MARK BARANOWSKI is a multifaceted artist and the head of On Mark Productions. Beginning with drawing while still a child in his hometown of Buffalo, New York, his creative pursuits would later include song, book & screenplay writing, and then film-making. While honing his talent as a charcoal pencil artist, he recorded a wide range of music under such names as The Marksman, and Marquis.

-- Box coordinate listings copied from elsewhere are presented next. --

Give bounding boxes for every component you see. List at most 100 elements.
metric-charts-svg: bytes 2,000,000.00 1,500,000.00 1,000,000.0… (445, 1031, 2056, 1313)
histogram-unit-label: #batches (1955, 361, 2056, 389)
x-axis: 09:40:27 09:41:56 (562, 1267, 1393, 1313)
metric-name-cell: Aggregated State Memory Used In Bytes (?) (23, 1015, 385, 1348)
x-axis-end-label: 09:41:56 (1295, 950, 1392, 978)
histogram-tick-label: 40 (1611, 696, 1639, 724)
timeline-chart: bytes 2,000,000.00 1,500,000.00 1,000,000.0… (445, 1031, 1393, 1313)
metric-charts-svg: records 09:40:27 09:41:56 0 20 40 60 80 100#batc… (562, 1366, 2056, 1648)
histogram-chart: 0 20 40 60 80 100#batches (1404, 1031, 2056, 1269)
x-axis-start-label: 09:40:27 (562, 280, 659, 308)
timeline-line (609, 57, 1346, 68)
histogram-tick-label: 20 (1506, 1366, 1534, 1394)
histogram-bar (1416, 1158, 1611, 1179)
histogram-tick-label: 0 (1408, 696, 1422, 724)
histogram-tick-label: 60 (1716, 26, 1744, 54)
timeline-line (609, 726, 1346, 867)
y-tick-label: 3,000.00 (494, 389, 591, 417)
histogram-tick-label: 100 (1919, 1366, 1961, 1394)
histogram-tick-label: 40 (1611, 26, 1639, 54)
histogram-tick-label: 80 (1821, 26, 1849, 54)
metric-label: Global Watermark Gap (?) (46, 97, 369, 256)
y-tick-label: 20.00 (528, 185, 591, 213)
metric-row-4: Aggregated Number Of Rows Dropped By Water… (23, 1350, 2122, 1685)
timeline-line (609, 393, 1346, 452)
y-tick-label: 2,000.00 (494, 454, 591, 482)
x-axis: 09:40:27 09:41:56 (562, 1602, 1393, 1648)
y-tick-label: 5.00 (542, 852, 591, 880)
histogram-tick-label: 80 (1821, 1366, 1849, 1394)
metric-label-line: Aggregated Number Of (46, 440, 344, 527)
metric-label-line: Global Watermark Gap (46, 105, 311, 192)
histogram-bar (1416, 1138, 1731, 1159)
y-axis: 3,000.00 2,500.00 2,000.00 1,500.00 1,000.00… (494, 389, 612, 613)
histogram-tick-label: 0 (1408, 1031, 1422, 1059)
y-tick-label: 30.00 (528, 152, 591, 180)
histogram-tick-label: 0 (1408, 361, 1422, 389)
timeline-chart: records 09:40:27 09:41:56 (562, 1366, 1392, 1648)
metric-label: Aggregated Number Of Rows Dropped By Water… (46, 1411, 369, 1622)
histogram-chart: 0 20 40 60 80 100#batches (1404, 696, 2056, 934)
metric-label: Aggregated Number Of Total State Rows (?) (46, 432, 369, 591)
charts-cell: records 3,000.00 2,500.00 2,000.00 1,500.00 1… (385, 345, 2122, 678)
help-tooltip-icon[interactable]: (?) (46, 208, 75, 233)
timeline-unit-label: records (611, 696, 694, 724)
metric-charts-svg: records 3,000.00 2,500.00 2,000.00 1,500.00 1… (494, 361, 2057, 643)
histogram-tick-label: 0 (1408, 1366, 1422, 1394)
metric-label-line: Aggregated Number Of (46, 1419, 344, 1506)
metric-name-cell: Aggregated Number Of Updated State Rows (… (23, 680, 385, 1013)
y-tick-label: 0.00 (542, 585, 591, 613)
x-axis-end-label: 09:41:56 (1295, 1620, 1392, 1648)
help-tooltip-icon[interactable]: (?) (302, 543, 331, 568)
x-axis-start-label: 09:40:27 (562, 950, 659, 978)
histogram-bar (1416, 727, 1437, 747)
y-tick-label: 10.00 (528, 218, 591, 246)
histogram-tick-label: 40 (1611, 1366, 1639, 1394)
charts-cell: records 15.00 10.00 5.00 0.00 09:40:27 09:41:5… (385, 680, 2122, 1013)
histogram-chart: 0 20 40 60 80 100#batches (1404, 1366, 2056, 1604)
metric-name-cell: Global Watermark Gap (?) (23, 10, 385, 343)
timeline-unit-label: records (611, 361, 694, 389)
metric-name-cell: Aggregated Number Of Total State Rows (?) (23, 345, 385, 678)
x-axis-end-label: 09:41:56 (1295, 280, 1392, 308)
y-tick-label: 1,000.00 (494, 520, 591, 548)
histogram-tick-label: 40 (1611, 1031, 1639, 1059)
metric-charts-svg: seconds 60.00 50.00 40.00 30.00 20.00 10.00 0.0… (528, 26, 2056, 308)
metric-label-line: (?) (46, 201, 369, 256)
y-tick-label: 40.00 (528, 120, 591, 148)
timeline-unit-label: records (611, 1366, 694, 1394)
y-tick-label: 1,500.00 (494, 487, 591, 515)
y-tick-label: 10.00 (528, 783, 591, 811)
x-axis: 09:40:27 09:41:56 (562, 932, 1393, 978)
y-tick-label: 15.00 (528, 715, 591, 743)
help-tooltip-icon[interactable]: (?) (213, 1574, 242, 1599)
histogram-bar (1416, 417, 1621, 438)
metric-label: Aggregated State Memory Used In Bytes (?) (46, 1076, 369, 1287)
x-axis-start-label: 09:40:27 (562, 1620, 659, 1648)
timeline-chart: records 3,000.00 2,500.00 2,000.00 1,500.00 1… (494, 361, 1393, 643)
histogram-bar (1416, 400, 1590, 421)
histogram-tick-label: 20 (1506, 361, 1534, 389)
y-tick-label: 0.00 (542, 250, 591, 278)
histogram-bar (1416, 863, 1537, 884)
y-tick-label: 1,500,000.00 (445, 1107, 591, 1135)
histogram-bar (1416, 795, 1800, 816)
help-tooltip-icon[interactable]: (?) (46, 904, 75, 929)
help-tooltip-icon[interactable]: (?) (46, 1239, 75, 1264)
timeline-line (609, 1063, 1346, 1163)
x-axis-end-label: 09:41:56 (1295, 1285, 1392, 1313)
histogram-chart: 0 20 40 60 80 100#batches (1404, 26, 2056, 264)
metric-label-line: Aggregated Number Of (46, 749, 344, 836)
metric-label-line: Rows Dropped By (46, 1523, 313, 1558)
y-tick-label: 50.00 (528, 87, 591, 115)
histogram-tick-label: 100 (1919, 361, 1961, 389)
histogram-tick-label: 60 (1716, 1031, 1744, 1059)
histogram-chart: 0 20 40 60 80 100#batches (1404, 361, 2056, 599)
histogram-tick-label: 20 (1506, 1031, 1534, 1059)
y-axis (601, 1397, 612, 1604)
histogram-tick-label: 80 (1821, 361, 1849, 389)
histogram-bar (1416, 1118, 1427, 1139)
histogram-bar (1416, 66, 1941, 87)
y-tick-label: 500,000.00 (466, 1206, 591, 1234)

In 2000, he self-published a novella, "Tartarus, Book 1: Lot’s Phantasms," and a collection of lyrical poetry, "Words Seeking Music". His second screenplay, which he wrote as a potential vehicle for Jean-Claude Van Damme, awarded him the services of a Hollywood manager, while his spec sequel to John Carpenter's The Thing caused quite a stir at Universal Studios. However, when nothing became of either, he vowed to neither waste any more time or to rely on the "studio system" to achieve his goals. To this day, he has no regrets for making this decision.
A masochist at heart, he now willingly resides in Charlotte, North Carolina – part of the Bible Belt – where his films remain privately enjoyed by the same people who criticize them publicly.